Он взревел, как раненый бык. Ему было не настолько уж больно, не так сильно пострадали глаза, и орал он от возмущения и удивления, что избиваемая им женщина могла решиться на ответное нападение. Но пока он был на время лишен зрения, Джейн обеими руками ухватила его за пышную бороду и потянула. Он качнулся, оступился и упал. Потом скатился на пару ярдов вниз по склону, и его падение предотвратил только карликовый куст лозняка.

Боже, что я натворила! – подумала Джейн.

Глядя на этого исполненного самодовольства и вечной злобы священника в столь унизительном положении, Джейн понимала: он никогда не забудет, как она с ним поступила, ни за что не простит. Он мог нажаловаться «белобородым» – сельскому совету старейшин. Мог пойти к Масуду и потребовать, чтобы чужестранных врачей выслали из страны. Мог даже подговорить других мужчин из деревни забросать Джейн камнями. Но как только она подумала обо всем этом, ее осенила другая мысль. Чтобы каким-либо образом пожаловаться на нее, мулле придется рассказать историю во всех бесславных, позорных для него деталях, и жители деревни станут непременно потом насмехаться над ним – афганцев отличала в этом смысле особая жестокость. А потому вполне вероятно, что ей сойдет с рук подобный проступок.

Она обернулась. У нее был гораздо более важный повод для беспокойства. Муса стоял на том же месте, где она опустила его на тропу, молчаливый и с совершенно лишенным всякого выражения лицом, испытывая слишком сильный шок от боли, чтобы понимать смысл происходившего. Джейн поглубже вдохнула воздух, подхватила мальчика и понесла дальше.

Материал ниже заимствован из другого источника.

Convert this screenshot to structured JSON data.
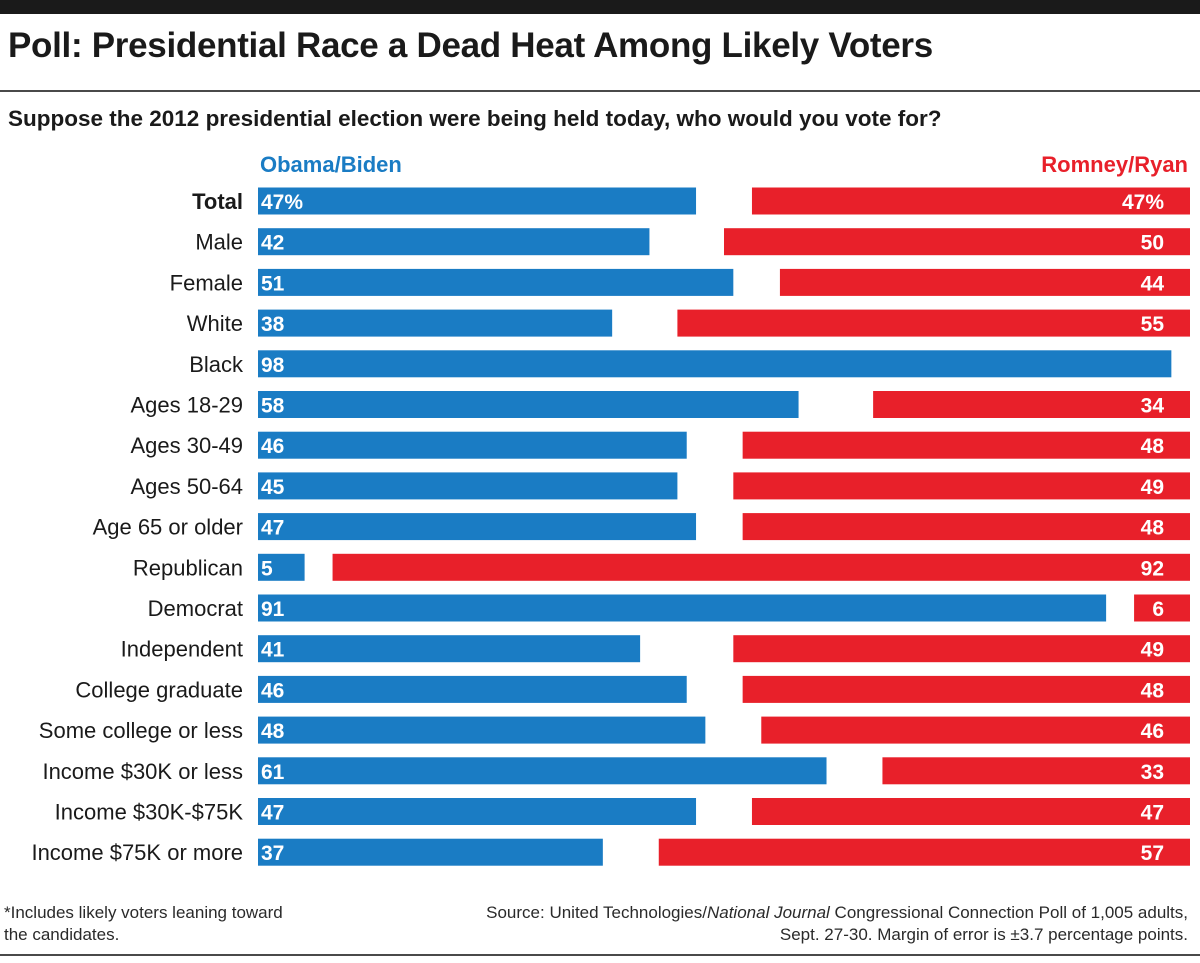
{
  "title": "Poll: Presidential Race a Dead Heat Among Likely Voters",
  "subtitle": "Suppose the 2012 presidential election were being held today, who would you vote for?",
  "footnote": "*Includes likely voters leaning toward the candidates.",
  "source": {
    "prefix": "Source: United Technologies/",
    "publication": "National Journal",
    "suffix": " Congressional Connection Poll of 1,005 adults, Sept. 27-30. Margin of error is ±3.7 percentage points."
  },
  "colors": {
    "obama": "#1a7cc4",
    "romney": "#e8202a"
  },
  "chart_data": {
    "type": "bar",
    "xlim": [
      0,
      100
    ],
    "legend_placement": "top",
    "categories": [
      "Total",
      "Male",
      "Female",
      "White",
      "Black",
      "Ages 18-29",
      "Ages 30-49",
      "Ages 50-64",
      "Age 65 or older",
      "Republican",
      "Democrat",
      "Independent",
      "College graduate",
      "Some college or less",
      "Income $30K or less",
      "Income $30K-$75K",
      "Income $75K or more"
    ],
    "series": [
      {
        "name": "Obama/Biden",
        "values": [
          47,
          42,
          51,
          38,
          98,
          58,
          46,
          45,
          47,
          5,
          91,
          41,
          46,
          48,
          61,
          47,
          37
        ],
        "labels": [
          "47%",
          "42",
          "51",
          "38",
          "98",
          "58",
          "46",
          "45",
          "47",
          "5",
          "91",
          "41",
          "46",
          "48",
          "61",
          "47",
          "37"
        ]
      },
      {
        "name": "Romney/Ryan",
        "values": [
          47,
          50,
          44,
          55,
          null,
          34,
          48,
          49,
          48,
          92,
          6,
          49,
          48,
          46,
          33,
          47,
          57
        ],
        "labels": [
          "47%",
          "50",
          "44",
          "55",
          "",
          "34",
          "48",
          "49",
          "48",
          "92",
          "6",
          "49",
          "48",
          "46",
          "33",
          "47",
          "57"
        ]
      }
    ]
  }
}
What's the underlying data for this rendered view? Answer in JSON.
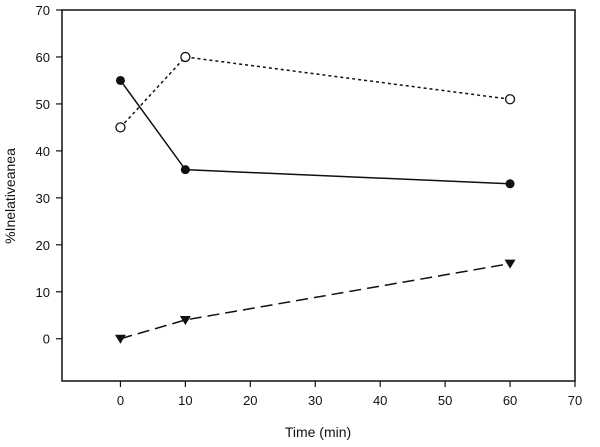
{
  "chart_data": {
    "type": "line",
    "title": "",
    "xlabel": "Time (min)",
    "ylabel": "%Inelativeanea",
    "xlim": [
      -9,
      70
    ],
    "ylim": [
      -9,
      70
    ],
    "xticks": [
      0,
      10,
      20,
      30,
      40,
      50,
      60,
      70
    ],
    "yticks": [
      0,
      10,
      20,
      30,
      40,
      50,
      60,
      70
    ],
    "grid": false,
    "series": [
      {
        "name": "filled circles",
        "marker": "filled-circle",
        "line": "solid",
        "x": [
          0,
          10,
          60
        ],
        "y": [
          55,
          36,
          33
        ]
      },
      {
        "name": "open circles",
        "marker": "open-circle",
        "line": "dotted",
        "x": [
          0,
          10,
          60
        ],
        "y": [
          45,
          60,
          51
        ]
      },
      {
        "name": "filled triangles",
        "marker": "filled-triangle-down",
        "line": "dashed",
        "x": [
          0,
          10,
          60
        ],
        "y": [
          0,
          4,
          16
        ]
      }
    ]
  }
}
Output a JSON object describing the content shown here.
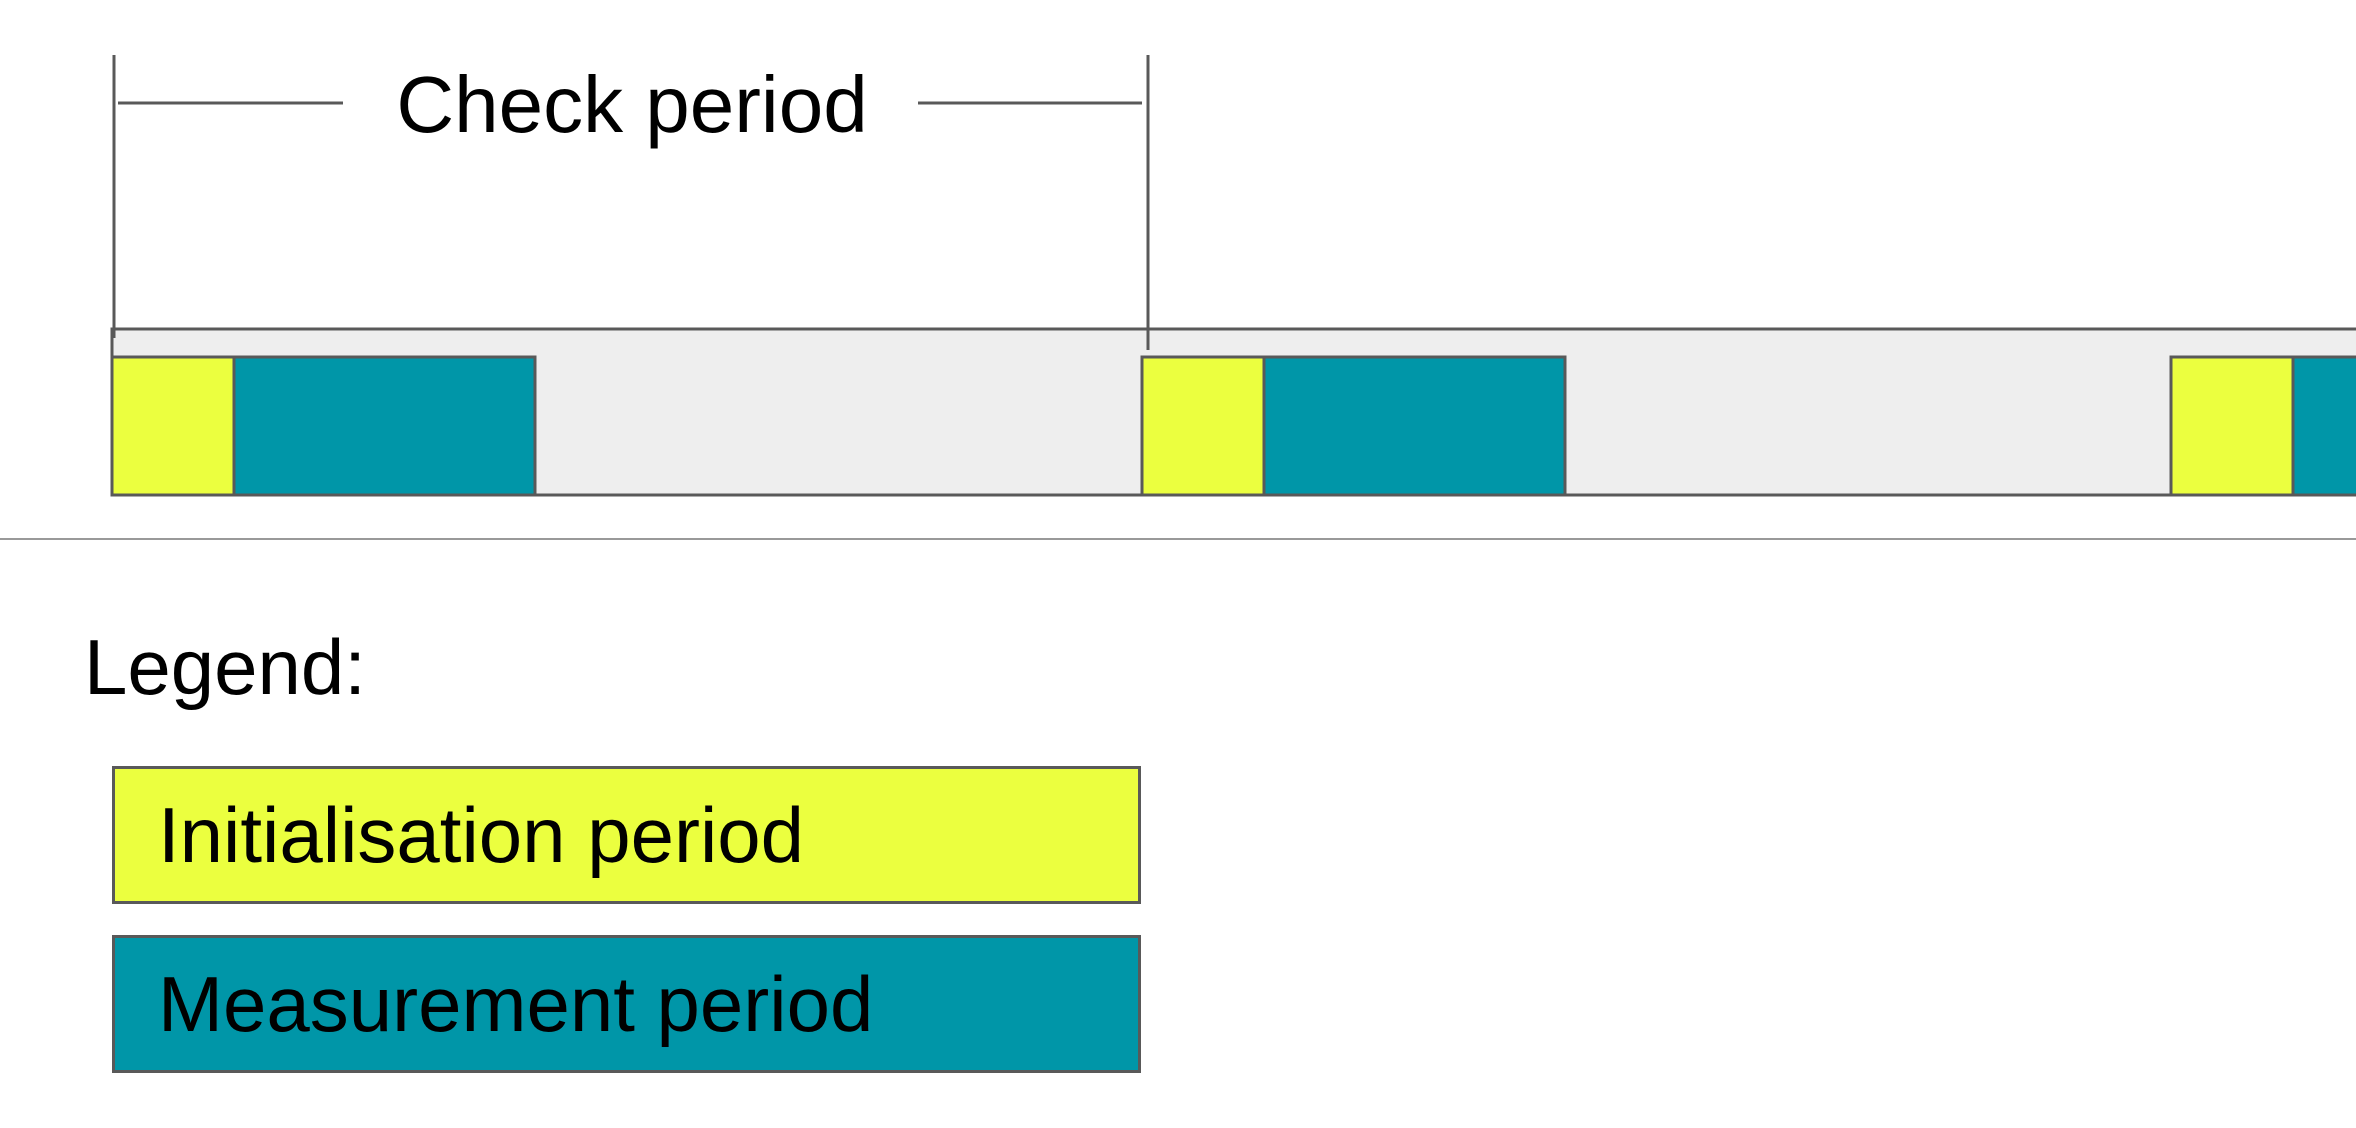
{
  "diagram": {
    "check_period_label": "Check period",
    "timeline_cycles": [
      {
        "segments": [
          "initialisation",
          "measurement"
        ]
      },
      {
        "segments": [
          "initialisation",
          "measurement"
        ]
      },
      {
        "segments": [
          "initialisation",
          "measurement"
        ]
      }
    ]
  },
  "legend": {
    "heading": "Legend:",
    "items": [
      {
        "key": "initialisation",
        "label": "Initialisation period",
        "color": "#ebff3f"
      },
      {
        "key": "measurement",
        "label": "Measurement period",
        "color": "#0096a8"
      }
    ]
  },
  "colors": {
    "track_fill": "#eeeeee",
    "outline": "#595959",
    "divider": "#999999",
    "text": "#000000"
  }
}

Сделав всего несколько шагов, она добралась до вершины холма и смогла двигаться быстрее по ставшей теперь более ровной тропе. Потом пересекла каменистое плато. Джейн очень устала, спина причиняла ей мучения, но она почти достигла своей цели: пещеры находились под самым гребнем горы. Добравшись до его дальнего края, она уже слышала голоса других детей, когда начала спуск. Всего мгновением позже показалась стайка шестилеток, игравших в «Рай и Ад». Суть игры заключалась в том, чтобы держаться во что бы то ни стало за большие пальцы на ногах, пока двое других ребятишек относили тебя в Рай, если тебе удавалось сохранить нужное положение, или в Ад (им обычно служила куча мусора или отхожее место), если ты невольно отпускал хотя бы один из пальцев. Она с горечью поняла, что Мусе уже не суждено когда-нибудь снова стать участником такой игры, и на нее внезапно нахлынула беспредельная грусть, овладело глубоко трагическое настроение. Дети заметили ее. Пока она проходила мимо, они бросили играть и стали внимательно рассматривать, что она принесла. Один из них шепнул:

– Это же Муса.

Другой повторил имя. А потом они словно скинули с себя оцепенение и побежали вперед, громкими криками сообщая всем новости.

Дневное убежище жителей Банды напоминало лагерь кочевого племени в пустыне: пыльная почва, безжалостно палившее полуденное солнце, угли от погасших костров, на которых готовили пищу, женщины в капюшонах поверх голов, грязная ребятня. Джейн пересекла небольшую плоскую площадку перед входами в пещеры. Женщины уже собирались у самой просторной из них, где Джейн и Жан-Пьер оборудовали свою больницу. Услышав шум, Жан-Пьер вышел наружу. С огромным облегчением Джейн передала ему Мусу, сказав по-французски:

– Это была мина. Он потерял кисть руки. Дай мне одну из своих рубашек.

Жан-Пьер занес Мусу в пещеру и уложил на ковер, служивший им вместо смотрового стола. Но прежде чем заняться малышом, он скинул с себя сильно выцветшую рубашку цвета хаки и отдал ее Джейн. Она сразу же надела ее.